De acordo com o decreto redigido pelos deputados Lakanal e Garat: “será estabelecida em Paris uma Escola Normal, para onde serão chamados, de todas as partes da República, cidadãos já iniciados nas ciências úteis para o aprendizado da arte de ensinar, sob a direção dos professores os mais hábeis em todos os gêneros”.
A lista dos primeiros mestres não deixa dúvidas sobre a ambição do projeto, tendo sido composta de Monge, Vandermonde, Daubenton e Berthollet, além do escritor Bernardin de Saint-Pierre e do filósofo Volney, este último muito apreciado entre os republicanos das letras luso-brasileiros.

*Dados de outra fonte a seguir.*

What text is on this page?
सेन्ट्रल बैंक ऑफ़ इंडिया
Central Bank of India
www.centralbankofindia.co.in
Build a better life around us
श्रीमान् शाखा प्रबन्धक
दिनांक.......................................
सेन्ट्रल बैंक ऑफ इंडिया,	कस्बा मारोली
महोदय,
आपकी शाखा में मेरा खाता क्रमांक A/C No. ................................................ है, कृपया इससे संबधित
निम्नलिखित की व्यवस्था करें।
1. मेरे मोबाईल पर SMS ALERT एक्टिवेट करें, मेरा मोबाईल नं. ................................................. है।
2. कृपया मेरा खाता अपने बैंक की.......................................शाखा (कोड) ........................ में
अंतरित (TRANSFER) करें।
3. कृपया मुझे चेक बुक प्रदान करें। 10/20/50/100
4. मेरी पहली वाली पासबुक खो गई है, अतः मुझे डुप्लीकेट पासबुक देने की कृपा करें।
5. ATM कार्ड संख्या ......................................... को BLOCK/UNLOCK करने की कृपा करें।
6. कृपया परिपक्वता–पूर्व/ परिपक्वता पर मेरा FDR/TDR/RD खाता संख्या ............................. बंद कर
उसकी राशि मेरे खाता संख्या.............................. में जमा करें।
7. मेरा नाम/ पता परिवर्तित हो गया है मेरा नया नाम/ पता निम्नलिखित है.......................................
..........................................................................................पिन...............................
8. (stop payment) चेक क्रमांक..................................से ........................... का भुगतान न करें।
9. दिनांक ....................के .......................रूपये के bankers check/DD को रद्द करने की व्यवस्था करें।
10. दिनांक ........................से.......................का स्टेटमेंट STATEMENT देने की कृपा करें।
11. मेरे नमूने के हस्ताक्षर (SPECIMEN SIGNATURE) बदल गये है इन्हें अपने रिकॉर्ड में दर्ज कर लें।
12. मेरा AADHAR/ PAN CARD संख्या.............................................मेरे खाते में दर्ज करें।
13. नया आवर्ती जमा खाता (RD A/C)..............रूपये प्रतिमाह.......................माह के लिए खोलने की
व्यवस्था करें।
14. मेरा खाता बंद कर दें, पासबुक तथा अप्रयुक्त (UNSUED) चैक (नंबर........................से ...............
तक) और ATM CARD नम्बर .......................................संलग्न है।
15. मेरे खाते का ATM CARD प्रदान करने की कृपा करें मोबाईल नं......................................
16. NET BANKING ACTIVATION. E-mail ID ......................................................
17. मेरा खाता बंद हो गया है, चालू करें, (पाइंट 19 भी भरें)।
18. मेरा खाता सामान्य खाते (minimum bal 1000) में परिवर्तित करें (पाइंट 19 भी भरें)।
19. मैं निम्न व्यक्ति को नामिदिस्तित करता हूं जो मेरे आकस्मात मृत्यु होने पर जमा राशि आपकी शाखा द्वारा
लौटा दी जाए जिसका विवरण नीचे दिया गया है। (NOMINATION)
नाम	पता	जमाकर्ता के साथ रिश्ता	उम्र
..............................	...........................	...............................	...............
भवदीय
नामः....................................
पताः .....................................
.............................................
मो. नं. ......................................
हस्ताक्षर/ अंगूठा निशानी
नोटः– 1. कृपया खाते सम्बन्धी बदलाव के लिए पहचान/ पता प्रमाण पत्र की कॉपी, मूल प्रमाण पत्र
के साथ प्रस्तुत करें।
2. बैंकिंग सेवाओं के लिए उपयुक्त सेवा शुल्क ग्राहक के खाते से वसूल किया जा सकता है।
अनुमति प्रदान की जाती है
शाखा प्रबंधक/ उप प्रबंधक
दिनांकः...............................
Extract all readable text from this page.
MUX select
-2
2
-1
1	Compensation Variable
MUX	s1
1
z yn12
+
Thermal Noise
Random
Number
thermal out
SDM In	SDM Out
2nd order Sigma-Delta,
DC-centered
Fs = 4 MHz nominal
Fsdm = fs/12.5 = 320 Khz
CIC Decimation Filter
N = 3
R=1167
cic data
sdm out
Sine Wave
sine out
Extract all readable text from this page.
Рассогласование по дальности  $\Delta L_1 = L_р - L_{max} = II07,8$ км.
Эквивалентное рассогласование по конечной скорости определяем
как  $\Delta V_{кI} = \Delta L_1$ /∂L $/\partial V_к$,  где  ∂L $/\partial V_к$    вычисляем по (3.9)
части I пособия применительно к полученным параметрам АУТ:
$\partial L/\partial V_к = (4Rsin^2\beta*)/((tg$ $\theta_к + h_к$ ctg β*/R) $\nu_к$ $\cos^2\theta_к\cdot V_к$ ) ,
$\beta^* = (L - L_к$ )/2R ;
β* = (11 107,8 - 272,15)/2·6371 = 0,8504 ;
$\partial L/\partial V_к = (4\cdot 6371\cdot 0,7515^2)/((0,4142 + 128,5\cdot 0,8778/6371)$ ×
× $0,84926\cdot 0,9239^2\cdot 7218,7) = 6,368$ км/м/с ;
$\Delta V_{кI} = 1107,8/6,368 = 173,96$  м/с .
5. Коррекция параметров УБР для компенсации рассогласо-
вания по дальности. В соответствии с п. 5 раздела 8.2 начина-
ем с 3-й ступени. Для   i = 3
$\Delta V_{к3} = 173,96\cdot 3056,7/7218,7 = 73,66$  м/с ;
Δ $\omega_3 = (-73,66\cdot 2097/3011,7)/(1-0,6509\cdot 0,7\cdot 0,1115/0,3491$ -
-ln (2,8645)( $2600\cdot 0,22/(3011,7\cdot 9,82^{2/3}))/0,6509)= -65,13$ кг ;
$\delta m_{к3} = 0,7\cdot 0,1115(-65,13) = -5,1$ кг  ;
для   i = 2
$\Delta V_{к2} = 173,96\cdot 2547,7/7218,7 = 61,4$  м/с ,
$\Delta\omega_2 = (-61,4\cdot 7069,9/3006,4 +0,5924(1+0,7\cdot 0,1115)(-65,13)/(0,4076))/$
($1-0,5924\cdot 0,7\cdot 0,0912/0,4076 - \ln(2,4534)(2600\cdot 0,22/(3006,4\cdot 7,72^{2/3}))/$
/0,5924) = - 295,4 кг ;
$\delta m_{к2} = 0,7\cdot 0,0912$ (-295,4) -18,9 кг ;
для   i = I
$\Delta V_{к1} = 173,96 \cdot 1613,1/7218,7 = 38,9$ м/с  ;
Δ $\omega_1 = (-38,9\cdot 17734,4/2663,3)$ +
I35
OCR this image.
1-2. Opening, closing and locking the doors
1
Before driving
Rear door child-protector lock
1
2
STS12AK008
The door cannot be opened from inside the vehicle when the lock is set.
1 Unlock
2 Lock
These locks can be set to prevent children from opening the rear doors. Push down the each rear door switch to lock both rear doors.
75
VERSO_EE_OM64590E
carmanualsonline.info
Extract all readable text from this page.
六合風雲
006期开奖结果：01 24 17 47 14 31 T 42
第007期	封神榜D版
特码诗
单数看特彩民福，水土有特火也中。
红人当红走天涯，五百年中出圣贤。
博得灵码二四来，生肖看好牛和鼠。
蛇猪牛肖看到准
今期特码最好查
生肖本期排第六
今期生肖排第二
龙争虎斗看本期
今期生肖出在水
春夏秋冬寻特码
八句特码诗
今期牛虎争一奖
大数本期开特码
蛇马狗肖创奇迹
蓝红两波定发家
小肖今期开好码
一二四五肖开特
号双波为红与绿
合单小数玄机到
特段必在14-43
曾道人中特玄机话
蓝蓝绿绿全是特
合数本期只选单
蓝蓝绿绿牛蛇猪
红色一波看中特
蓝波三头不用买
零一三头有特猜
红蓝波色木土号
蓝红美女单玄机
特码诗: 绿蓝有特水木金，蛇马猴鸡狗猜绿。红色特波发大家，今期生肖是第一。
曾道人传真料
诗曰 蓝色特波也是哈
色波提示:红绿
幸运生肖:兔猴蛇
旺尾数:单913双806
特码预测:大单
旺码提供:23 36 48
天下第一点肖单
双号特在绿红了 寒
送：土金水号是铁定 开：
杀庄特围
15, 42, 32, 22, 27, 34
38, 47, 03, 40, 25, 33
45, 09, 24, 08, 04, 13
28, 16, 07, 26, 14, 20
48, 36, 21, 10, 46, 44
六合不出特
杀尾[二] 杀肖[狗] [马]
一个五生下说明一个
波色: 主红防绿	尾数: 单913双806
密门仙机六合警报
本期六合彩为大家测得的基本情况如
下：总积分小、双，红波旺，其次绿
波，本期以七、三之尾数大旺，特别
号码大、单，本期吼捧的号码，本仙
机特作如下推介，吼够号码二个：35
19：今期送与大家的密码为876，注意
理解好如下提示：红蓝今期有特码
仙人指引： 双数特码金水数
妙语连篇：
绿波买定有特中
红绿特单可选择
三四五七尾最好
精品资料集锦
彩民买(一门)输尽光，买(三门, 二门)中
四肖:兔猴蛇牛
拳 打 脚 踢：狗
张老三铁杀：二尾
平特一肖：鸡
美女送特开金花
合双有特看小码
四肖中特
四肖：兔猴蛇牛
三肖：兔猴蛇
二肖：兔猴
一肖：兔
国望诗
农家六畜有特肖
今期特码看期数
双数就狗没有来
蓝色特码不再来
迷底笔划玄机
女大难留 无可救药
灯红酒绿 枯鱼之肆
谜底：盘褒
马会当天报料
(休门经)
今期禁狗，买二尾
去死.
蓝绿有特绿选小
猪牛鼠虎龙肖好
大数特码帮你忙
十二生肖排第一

As revoluções de 1789, 1830, 1848 e 1870 certamente impactaram uma instituição comandada pelas mentes mais brilhantes do país, concorrendo, todavia, para o seu fortalecimento, pois jamais um governante ousou enfraquecer sua vocação maior, a saber, o desenvolvimento científico da nação, segundo os princípios da Convenção (1794-1795).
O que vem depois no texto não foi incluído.